EKBIS.CO, JAKARTA -- Direktur Migrant Institute, Adi Candra Utama mengatakan, dalam jangka waktu satu tahun Pemerintahan Jokowi-JK ada beberapa hal yang layak diapresiasi. Namun banyak hal yang pantas dikritisi dan menjadi catatan merah.
“Migrant Institute mencatat ada beberapa kebijakan pemerintah melalui BNP2TKI dan Kemetrian Luar Negeri yang cukup signifikan. Seperti program pemberdayaan dan pendampingan usaha kepada 10.500 buruh migran purna dan fasilitasi korban trafficking," katanya, Senin, (26/10).
Langkah BNP2TKI dan UPT3TKI Surabaya dengan layanan satu atap-nya juga menjadi langkah yang maju untuk mewujudkan proses tata kelola yang mudah di akses dan cepat. Namun, masih banyak persoalan tata kelola buruh migran yang menjadi catatan merah.
“Permasalahan mendasar yang akhirnya menyeret buruh migran dalam jurang ekploitasi sejauh ini banyak yang belum tersentuh.
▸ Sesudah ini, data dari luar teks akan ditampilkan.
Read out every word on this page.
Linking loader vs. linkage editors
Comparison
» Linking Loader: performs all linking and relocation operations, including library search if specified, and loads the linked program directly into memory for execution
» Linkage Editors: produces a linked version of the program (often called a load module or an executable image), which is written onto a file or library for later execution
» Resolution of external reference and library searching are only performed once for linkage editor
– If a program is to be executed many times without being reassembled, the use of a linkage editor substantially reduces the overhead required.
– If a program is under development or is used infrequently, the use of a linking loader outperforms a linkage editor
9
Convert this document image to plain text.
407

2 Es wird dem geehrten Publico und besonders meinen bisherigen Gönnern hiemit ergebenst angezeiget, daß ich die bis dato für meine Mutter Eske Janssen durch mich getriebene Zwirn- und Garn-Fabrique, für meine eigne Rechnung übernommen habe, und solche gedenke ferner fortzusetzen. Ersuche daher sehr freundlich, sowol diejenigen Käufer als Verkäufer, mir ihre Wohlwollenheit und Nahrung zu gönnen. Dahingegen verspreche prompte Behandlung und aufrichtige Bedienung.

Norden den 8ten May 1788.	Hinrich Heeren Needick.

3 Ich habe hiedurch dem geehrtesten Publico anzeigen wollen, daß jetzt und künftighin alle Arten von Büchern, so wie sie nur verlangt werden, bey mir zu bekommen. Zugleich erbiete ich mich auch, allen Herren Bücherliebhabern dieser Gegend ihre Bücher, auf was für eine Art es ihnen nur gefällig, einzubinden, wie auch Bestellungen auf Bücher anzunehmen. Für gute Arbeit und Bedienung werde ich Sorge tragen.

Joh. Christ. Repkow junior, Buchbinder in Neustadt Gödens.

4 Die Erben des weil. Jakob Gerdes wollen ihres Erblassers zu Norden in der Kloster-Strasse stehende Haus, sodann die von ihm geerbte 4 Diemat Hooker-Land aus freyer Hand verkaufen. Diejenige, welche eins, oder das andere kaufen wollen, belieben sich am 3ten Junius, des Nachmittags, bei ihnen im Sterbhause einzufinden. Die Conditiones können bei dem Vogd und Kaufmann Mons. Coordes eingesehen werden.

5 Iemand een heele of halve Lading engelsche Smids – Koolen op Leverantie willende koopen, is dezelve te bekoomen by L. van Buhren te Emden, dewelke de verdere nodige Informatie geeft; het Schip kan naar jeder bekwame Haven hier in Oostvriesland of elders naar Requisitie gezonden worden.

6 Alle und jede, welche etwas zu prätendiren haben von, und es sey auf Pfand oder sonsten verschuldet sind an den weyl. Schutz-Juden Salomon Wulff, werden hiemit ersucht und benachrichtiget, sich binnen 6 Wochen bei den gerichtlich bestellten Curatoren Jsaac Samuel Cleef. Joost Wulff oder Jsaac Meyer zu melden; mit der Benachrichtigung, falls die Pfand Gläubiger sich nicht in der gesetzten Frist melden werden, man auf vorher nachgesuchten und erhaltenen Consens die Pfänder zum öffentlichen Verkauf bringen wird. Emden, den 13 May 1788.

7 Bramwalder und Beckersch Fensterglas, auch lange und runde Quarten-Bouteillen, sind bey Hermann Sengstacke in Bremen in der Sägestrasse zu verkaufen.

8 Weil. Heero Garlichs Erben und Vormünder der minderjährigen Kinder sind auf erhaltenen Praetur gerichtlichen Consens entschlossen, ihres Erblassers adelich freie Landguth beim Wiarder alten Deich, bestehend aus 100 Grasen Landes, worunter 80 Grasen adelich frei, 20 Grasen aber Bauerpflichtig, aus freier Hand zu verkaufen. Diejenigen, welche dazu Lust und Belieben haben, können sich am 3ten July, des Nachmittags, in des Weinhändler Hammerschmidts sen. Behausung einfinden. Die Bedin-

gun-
Keluarga buruh migran yang rentan belum menjadi prioritas pemerintah untuk mendapatkan perlindungan," terang Adi.
Masih terdapat beberapa hal yan menjadi catatan merah. Pertama, belum terealisasinya reformasi cost structure (biaya yang dibayarkan buruh migran untuk berangkat ke luar negeri) yang menjadi janji Jokowi melalui Nuwron Wahid (Kepala BNP2TKI) di akhir tahun 2014.
Cost structure yang tinggi membebani buruh migran yang akan berangkat, belum lagi pungutan yang dibebankan sebagai imbal jasa calo atau sponsor maupun PPTKIS secara ilegal. Hal tersebut mendorong buruh migran pada jeratan utang dan siklus migrasi yang tiada henti.
Kedua, belum adanya langkah yang progresif untuk menciptakan sistem penanganan terhadap buruh migran yang bermasalah baik di negara penempatan maupun daerah asal. Hal tersebut menyebabkan buruh migran sangat rentan dan minim perlindungan dari negara.